Freitag, 31. Mai 2013

King Cruiser wreck

Location: Andaman Sea

Water type: Salt water

Average current: light

Average logged depth: 10-20m

Maximum logged depth: 30m

This is the wreck of the car ferry of the same name that sank off the West Coast of Southern Thailand on 4 May 1997. The ferry was operating between Phuket and the Phi Phi Islands when she hit a submerged collection of rocky pinnacles at Anemone Reef, 10 miles off Phi Phi Island. The impact tore a large hole in the hull, and the vessel sank within two and a half hours. All 561 passengers – including both Thai locals and foreign tourists – were rescued. They were picked up by the two police patrol boats and four or five fishing boats which had raced to the rescue in response to an emergency call. One elderly woman sustained a broken back and several others suffered shock.
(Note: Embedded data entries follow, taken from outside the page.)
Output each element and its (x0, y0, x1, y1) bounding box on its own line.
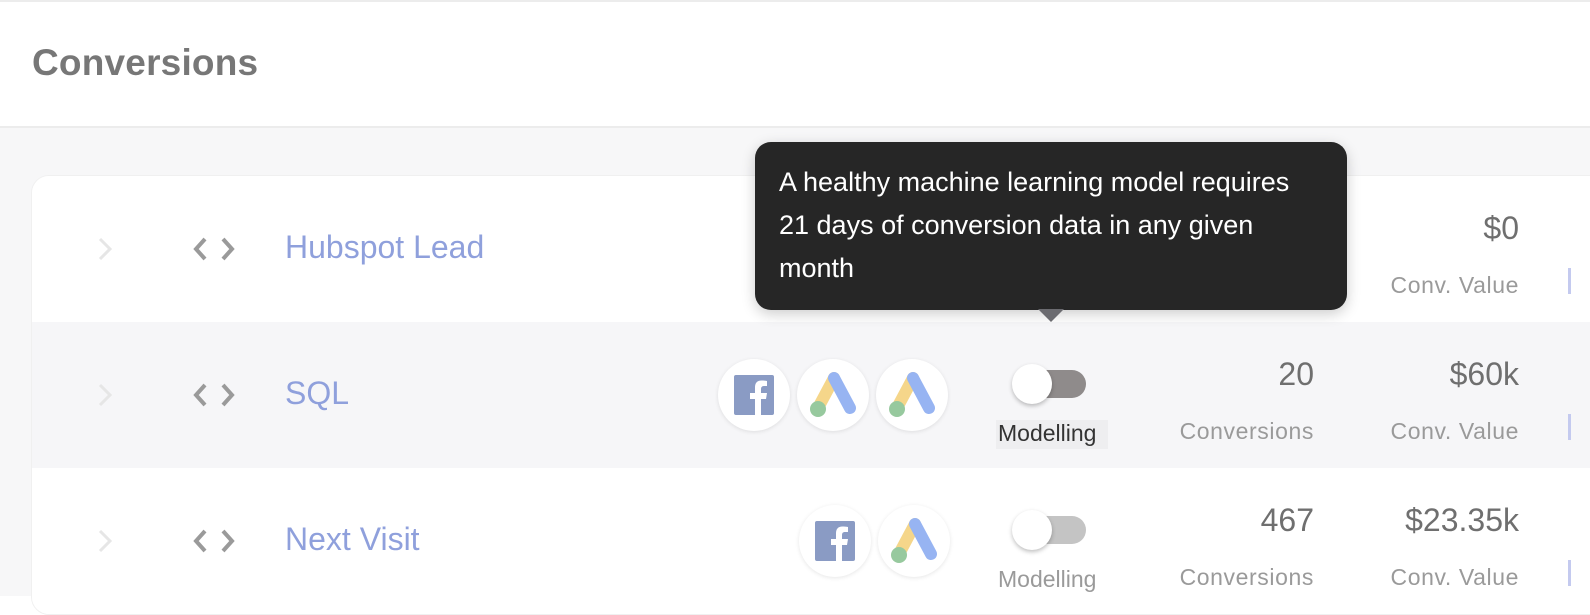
page-title: Conversions (32, 42, 259, 83)
platform-list (718, 359, 948, 431)
conversion-value-label: Conv. Value (1390, 564, 1519, 590)
conversions-label: Conversions (1179, 418, 1314, 444)
chevron-right-icon[interactable] (92, 234, 116, 264)
tooltip-arrow (1038, 309, 1064, 322)
conversion-name[interactable]: Hubspot Lead (285, 229, 484, 266)
conversion-value: $60k (1449, 356, 1519, 392)
page-header: Conversions (0, 2, 1590, 128)
conversion-row[interactable]: SQL Modelling 20 Conversions $60k Conv. … (32, 322, 1590, 468)
facebook-platform (718, 359, 790, 431)
row-edge-marker (1568, 268, 1571, 294)
modelling-label: Modelling (998, 566, 1097, 592)
modelling-label: Modelling (996, 420, 1109, 449)
chevron-right-icon[interactable] (92, 526, 116, 556)
google-ads-platform (878, 505, 950, 577)
code-icon (193, 237, 235, 261)
google-ads-platform (797, 359, 869, 431)
facebook-platform (799, 505, 871, 577)
conversion-value: $23.35k (1405, 502, 1519, 538)
platform-list (799, 505, 950, 577)
chevron-right-icon[interactable] (92, 380, 116, 410)
modelling-toggle[interactable] (1012, 506, 1086, 550)
google-ads-platform (876, 359, 948, 431)
modelling-toggle[interactable] (1012, 360, 1086, 404)
conversion-row[interactable]: Next Visit Modelling 467 Conversions $23… (32, 468, 1590, 614)
modelling-tooltip: A healthy machine learning model require… (755, 142, 1347, 310)
conversion-value-label: Conv. Value (1390, 418, 1519, 444)
conversions-label: Conversions (1179, 564, 1314, 590)
code-icon (193, 383, 235, 407)
code-icon (193, 529, 235, 553)
conversions-count: 20 (1278, 356, 1314, 392)
google-ads-icon (889, 372, 935, 417)
row-edge-marker (1568, 560, 1571, 586)
conversion-value-label: Conv. Value (1390, 272, 1519, 298)
conversion-value: $0 (1483, 210, 1519, 246)
facebook-icon (734, 375, 774, 415)
row-edge-marker (1568, 414, 1571, 440)
google-ads-icon (810, 372, 856, 417)
conversion-name[interactable]: Next Visit (285, 521, 420, 558)
facebook-icon (815, 521, 855, 561)
conversions-count: 467 (1260, 502, 1314, 538)
google-ads-icon (891, 518, 937, 563)
conversion-name[interactable]: SQL (285, 375, 349, 412)
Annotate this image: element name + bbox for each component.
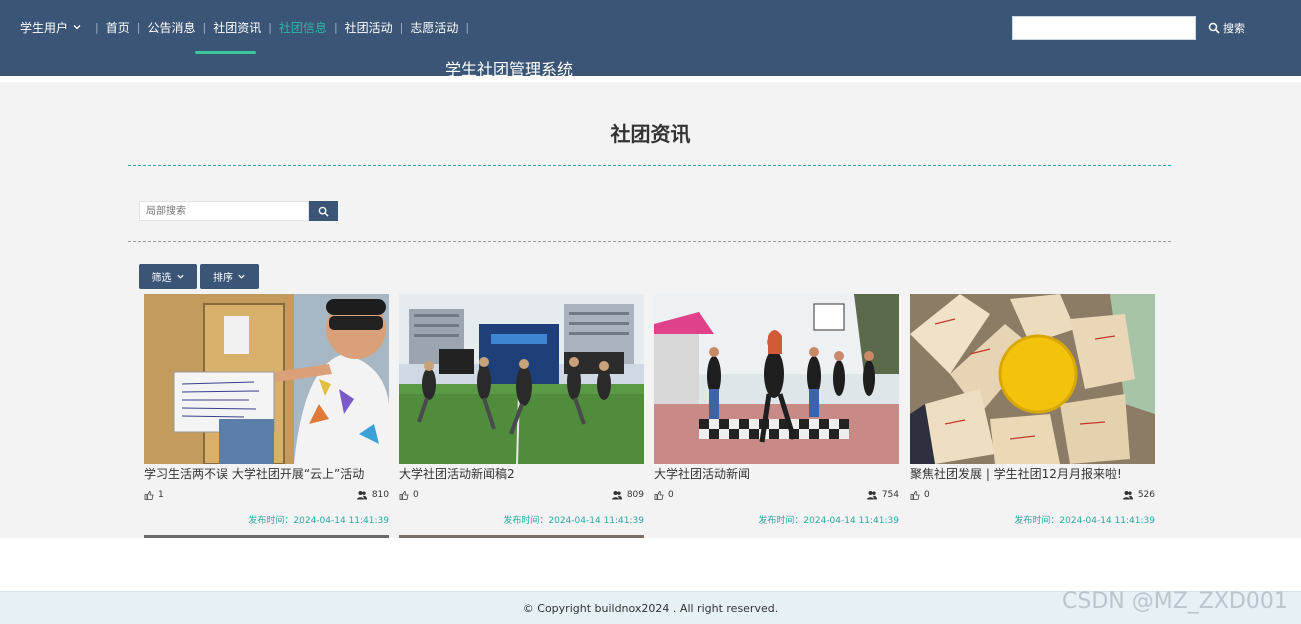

The vessel is now a popular recreational dive site and acts as an artificial reef to complement the Anenome Reef. The vessel sits upright on a sandy bottom in around 30m of water rising to ~10m at the top of the wreck. The wreck remains largely in one piece, although the upper deck has collapsed. The simplest and safest point of entry is through the vessel's stern, where divers can explore the once active car decks. Machinery still sits on the deck. Inside the car deck are a couple of vehicle tyres and an engine trolley. Rows of passenger seats and low coffee tables fill the inner recesses. The collapsed foredeck is at 16 metres, where there is a stack of plastic picnic tables and chairs often surrounded by a cloud of snapper. The upper deck is split from front to back. Within and around the wreck there is lots of coral growth and an abundance of fish. Soft corals can be found growing along the sides and top of the wreck. Schools of bigeye trevally are often spotted circling above the captain's cabin. Large schools of yellow snapper hang around the entrances to the car deck and along the remains of the upper deck, and lionfish can be seen dotted around the wreck. There are also occasional encounters with leopard sharks and bamboo sharks, barracuda and turtles.